Verizon and ATT initially turned on a spectrum sharing feature that shared existing LTE spectrum with NR (5G) dynamically in order to claim a 5G network rollout. In the last six weeks, VZW and ATT have been able to start activating their C-band spectrum. The C-band spectrum is old satellite spectrum that is around 3.8-4.2 GHz with wide contiguous bandwidth available to the carriers. (As a side note, this proximity to the radar altimeter band at 4.2-4.4 GHz is why the FCC and airlines were concerned about "5G" - specifically C-band 5G)
Expect both VZW and ATT to start having dramatic improvements in overall 5G performance soon, if not already in some areas.

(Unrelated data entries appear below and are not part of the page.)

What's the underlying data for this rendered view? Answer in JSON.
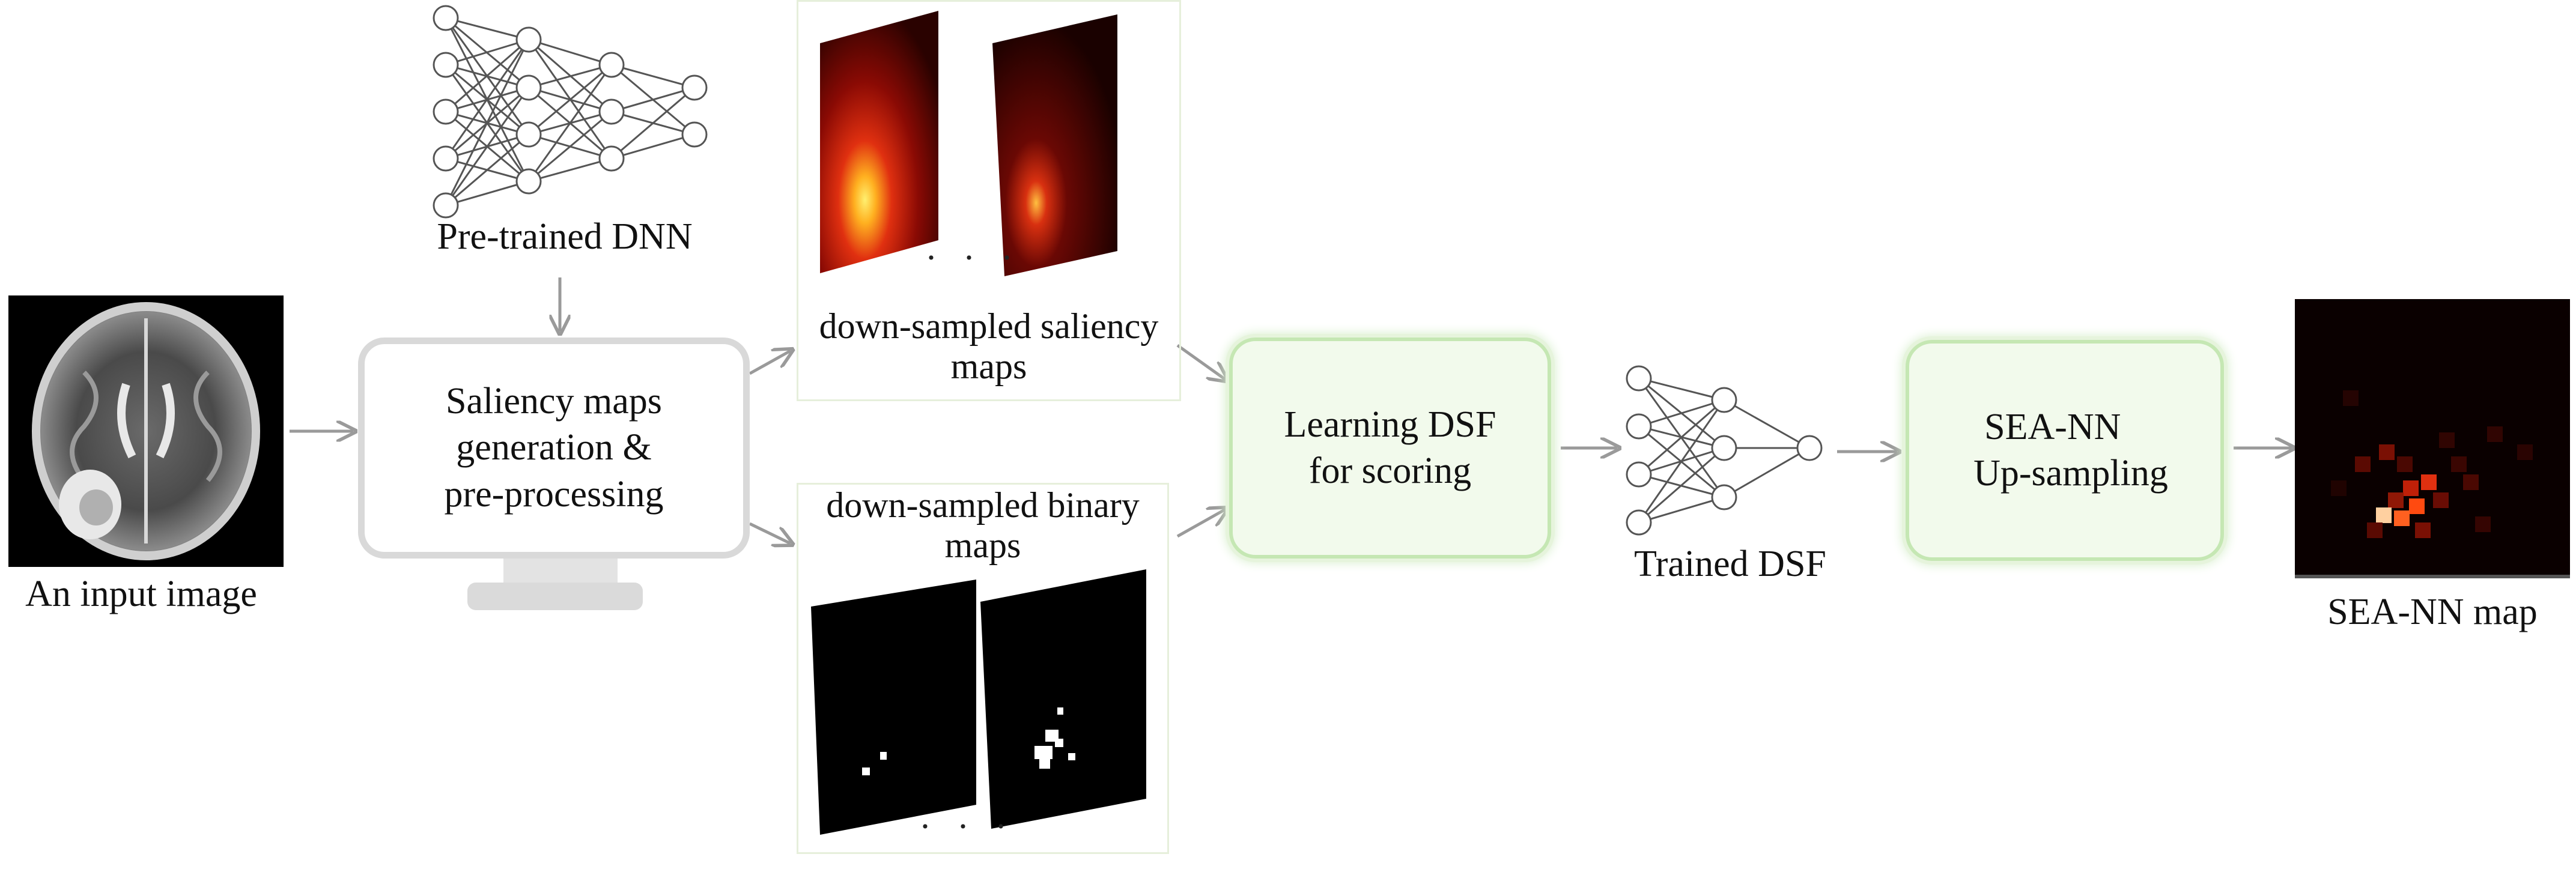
{
  "labels": {
    "input_image": "An input image",
    "pretrained_dnn": "Pre-trained DNN",
    "saliency_box_line1": "Saliency maps",
    "saliency_box_line2": "generation &",
    "saliency_box_line3": "pre-processing",
    "downsampled_saliency": "down-sampled saliency maps",
    "downsampled_binary": "down-sampled binary maps",
    "learning_line1": "Learning DSF",
    "learning_line2": "for scoring",
    "trained_dsf": "Trained DSF",
    "upsample_line1": "SEA-NN",
    "upsample_line2": "Up-sampling",
    "output_map": "SEA-NN map",
    "ellipsis": "· · ·"
  },
  "colors": {
    "arrow": "#9a9a9a",
    "green_arrow": "#5aa832",
    "gray_box_border": "#d9d9d9",
    "green_box_border": "#c5e7b3",
    "green_box_fill": "#f2faec"
  }
}
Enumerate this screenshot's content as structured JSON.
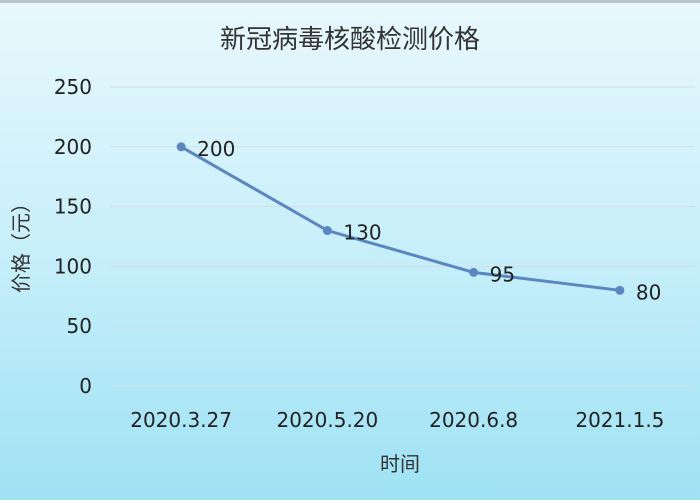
{
  "chart_data": {
    "type": "line",
    "title": "新冠病毒核酸检测价格",
    "xlabel": "时间",
    "ylabel": "价格（元）",
    "categories": [
      "2020.3.27",
      "2020.5.20",
      "2020.6.8",
      "2021.1.5"
    ],
    "series": [
      {
        "name": "价格",
        "values": [
          200,
          130,
          95,
          80
        ],
        "color": "#5b86c0"
      }
    ],
    "data_labels": [
      "200",
      "130",
      "95",
      "80"
    ],
    "ylim": [
      0,
      250
    ],
    "yticks": [
      0,
      50,
      100,
      150,
      200,
      250
    ],
    "ytick_labels": [
      "0",
      "50",
      "100",
      "150",
      "200",
      "250"
    ],
    "grid": true,
    "legend": "none"
  }
}
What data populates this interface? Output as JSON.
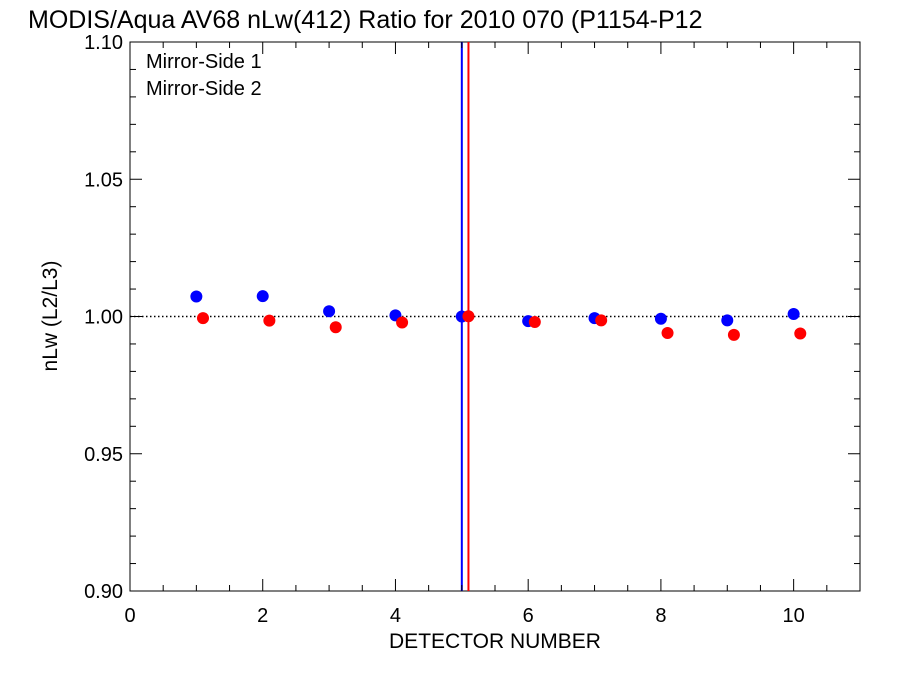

Backhaul will also need to be upgraded so even in "ultra" areas things might take a bit longer to really speed up.
TMO's acquisition of Sprint put them about eighteen months ahead of VZW and ATT as Sprint came along with a wide swath of bandwidth at 2.5 GHz (band 41). TMO also held back part of its 600 MHz spectrum purchase from a few years ago exclusively for 5G so they did not share spectrum with their LTE network. TMO quickly deployed hardware and lit those wide swaths of band 41 spectrum up as "5G Ultra-Capacity." I've personally tested it at 500 Mbps+ in dense areas (Pittsburgh, Boca Raton)on my iPhone and would expect VZW and ATT to be able to match that performance by the end of the year in many places.